If you have friends or relatives in the armed services, whether in Iraq or anywhere else around the world, please go see this film. If you care about the world community's view of Western Christianity, as our soldiers (whether Christian or not) represent the American Church to countries who have little or no contact with modern conservative evangelicalism, please, go see this film. If you plan to cast a vote, ever again, at any point in the rest of your life, for any publicly held position of government authority, please, here is where I beg, please go see this film. You don't have to agree with Moore; you can even hate and taunt him with belittling names, drawing malicious little doodles on his face in print adds, mocking his every word. But you at least have to hear what he has to say before you can begin to criticize. Because what he has to say is sobering, and it is just.

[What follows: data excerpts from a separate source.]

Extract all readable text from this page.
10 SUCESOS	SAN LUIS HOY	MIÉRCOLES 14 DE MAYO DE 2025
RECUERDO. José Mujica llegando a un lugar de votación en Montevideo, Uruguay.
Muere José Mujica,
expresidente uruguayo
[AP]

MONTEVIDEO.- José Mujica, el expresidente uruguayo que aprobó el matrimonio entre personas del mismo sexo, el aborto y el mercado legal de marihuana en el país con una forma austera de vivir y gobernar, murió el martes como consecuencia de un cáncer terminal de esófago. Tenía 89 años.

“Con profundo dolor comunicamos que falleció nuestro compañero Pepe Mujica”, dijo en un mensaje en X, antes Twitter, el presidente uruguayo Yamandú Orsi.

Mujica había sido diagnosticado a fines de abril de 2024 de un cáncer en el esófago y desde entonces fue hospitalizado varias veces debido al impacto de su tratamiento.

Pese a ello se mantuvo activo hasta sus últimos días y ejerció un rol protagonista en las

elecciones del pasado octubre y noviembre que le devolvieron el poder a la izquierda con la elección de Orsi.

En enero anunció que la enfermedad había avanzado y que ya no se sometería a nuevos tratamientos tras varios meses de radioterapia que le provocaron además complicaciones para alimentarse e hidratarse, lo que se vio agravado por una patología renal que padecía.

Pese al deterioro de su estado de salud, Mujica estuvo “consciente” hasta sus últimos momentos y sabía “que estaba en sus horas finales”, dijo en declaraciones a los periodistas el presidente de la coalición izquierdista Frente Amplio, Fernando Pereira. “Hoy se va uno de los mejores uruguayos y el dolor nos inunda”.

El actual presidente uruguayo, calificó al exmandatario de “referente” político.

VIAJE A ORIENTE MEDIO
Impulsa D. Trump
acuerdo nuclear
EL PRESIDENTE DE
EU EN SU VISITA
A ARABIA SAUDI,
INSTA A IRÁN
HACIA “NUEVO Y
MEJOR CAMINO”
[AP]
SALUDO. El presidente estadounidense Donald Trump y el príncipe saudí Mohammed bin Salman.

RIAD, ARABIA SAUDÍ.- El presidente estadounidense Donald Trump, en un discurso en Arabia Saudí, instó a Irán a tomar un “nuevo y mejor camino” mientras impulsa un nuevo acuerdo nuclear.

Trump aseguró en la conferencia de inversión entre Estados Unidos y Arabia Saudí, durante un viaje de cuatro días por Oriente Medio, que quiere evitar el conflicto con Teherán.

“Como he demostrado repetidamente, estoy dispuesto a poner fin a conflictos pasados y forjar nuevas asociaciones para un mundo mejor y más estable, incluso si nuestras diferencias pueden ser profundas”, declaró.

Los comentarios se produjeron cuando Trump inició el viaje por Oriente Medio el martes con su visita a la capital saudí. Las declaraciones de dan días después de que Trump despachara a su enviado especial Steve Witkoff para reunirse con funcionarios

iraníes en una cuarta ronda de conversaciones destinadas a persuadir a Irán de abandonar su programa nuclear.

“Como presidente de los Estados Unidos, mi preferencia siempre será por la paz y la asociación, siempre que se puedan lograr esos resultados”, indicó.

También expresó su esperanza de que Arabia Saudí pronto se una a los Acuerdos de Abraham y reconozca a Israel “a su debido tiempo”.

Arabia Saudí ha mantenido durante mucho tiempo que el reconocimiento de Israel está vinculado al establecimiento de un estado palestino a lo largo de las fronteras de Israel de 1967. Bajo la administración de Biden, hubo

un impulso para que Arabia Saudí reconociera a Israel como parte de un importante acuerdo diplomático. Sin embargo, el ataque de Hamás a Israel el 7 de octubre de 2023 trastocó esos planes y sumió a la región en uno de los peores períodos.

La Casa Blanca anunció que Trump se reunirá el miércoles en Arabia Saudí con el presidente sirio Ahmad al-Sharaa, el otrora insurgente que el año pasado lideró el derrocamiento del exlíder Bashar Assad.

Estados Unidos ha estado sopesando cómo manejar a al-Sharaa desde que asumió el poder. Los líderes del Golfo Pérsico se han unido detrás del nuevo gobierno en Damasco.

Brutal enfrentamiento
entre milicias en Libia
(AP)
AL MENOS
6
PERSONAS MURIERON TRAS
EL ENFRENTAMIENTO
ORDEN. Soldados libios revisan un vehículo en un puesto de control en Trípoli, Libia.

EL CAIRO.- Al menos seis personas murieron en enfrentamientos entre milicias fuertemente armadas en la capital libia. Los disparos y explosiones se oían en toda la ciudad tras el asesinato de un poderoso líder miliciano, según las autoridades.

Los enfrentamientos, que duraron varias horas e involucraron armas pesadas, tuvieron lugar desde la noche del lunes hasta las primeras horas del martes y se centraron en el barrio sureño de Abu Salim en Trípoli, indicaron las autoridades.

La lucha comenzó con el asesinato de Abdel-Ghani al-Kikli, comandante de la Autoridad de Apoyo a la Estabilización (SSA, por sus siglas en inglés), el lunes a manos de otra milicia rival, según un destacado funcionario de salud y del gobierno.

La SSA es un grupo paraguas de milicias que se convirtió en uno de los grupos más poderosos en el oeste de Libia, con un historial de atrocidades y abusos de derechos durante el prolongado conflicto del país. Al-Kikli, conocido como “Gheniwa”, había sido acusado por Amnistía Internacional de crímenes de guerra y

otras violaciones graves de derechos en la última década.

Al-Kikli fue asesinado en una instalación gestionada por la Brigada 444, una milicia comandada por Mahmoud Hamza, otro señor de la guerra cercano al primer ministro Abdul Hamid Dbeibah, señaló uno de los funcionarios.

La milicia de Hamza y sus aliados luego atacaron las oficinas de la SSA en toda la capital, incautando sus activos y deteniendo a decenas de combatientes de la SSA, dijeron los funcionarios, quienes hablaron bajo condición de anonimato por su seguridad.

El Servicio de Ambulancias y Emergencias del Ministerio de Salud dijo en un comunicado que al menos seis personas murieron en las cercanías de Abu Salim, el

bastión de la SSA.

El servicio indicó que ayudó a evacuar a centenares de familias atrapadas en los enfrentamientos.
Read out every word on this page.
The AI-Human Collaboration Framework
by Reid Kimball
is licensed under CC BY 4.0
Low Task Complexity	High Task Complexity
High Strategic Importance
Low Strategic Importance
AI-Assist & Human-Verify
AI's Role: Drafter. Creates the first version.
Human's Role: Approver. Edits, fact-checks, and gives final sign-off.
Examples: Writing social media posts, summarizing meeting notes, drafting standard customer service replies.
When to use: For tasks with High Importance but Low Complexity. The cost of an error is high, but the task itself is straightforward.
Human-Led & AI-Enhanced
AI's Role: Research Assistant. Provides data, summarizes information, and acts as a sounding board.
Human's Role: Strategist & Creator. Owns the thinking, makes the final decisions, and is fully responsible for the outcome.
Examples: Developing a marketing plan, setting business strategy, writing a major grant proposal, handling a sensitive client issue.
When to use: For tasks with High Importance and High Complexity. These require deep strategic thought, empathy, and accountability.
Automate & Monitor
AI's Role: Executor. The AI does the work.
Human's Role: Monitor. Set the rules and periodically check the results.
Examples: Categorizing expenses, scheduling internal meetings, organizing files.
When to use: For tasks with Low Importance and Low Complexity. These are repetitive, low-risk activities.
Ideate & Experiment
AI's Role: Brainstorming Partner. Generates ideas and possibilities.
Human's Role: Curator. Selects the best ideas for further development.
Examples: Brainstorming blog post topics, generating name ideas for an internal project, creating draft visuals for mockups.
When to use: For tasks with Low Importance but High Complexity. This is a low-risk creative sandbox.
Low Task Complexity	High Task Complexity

I could be writing about Back to the Future III right now, because, to be honest, I really love it. It takes me back to 4th grade, when things were simpler because Iraq was invading other countries for oil, and Don Mattingly was the greatest baseball player God had ever breathed into existence. But I can't just write about the exploits of Doc Brown and Marty McFly, because it wouldn't be just. We've got to talk about what's important sometimes, and we've got to figure out what's best for our nation, simply put because we're called to: "And what does the LORD require of you, but to do justice, and to love kindly, and to walk humbly with your God?" -- "Remind them to be submissive to rulers and authorities, to be obedient, to be ready for every good work." That last verse from Titus is especially poignant, because things have changed since Paul's day. The People are the rulers now, and the public servants we elect answer to us. We're the boss, and it's up to us to exercise an informed opinion. And if our servants in public office fail to submit to the will of the People, it's up to the People to set things straight. It's what we're called to.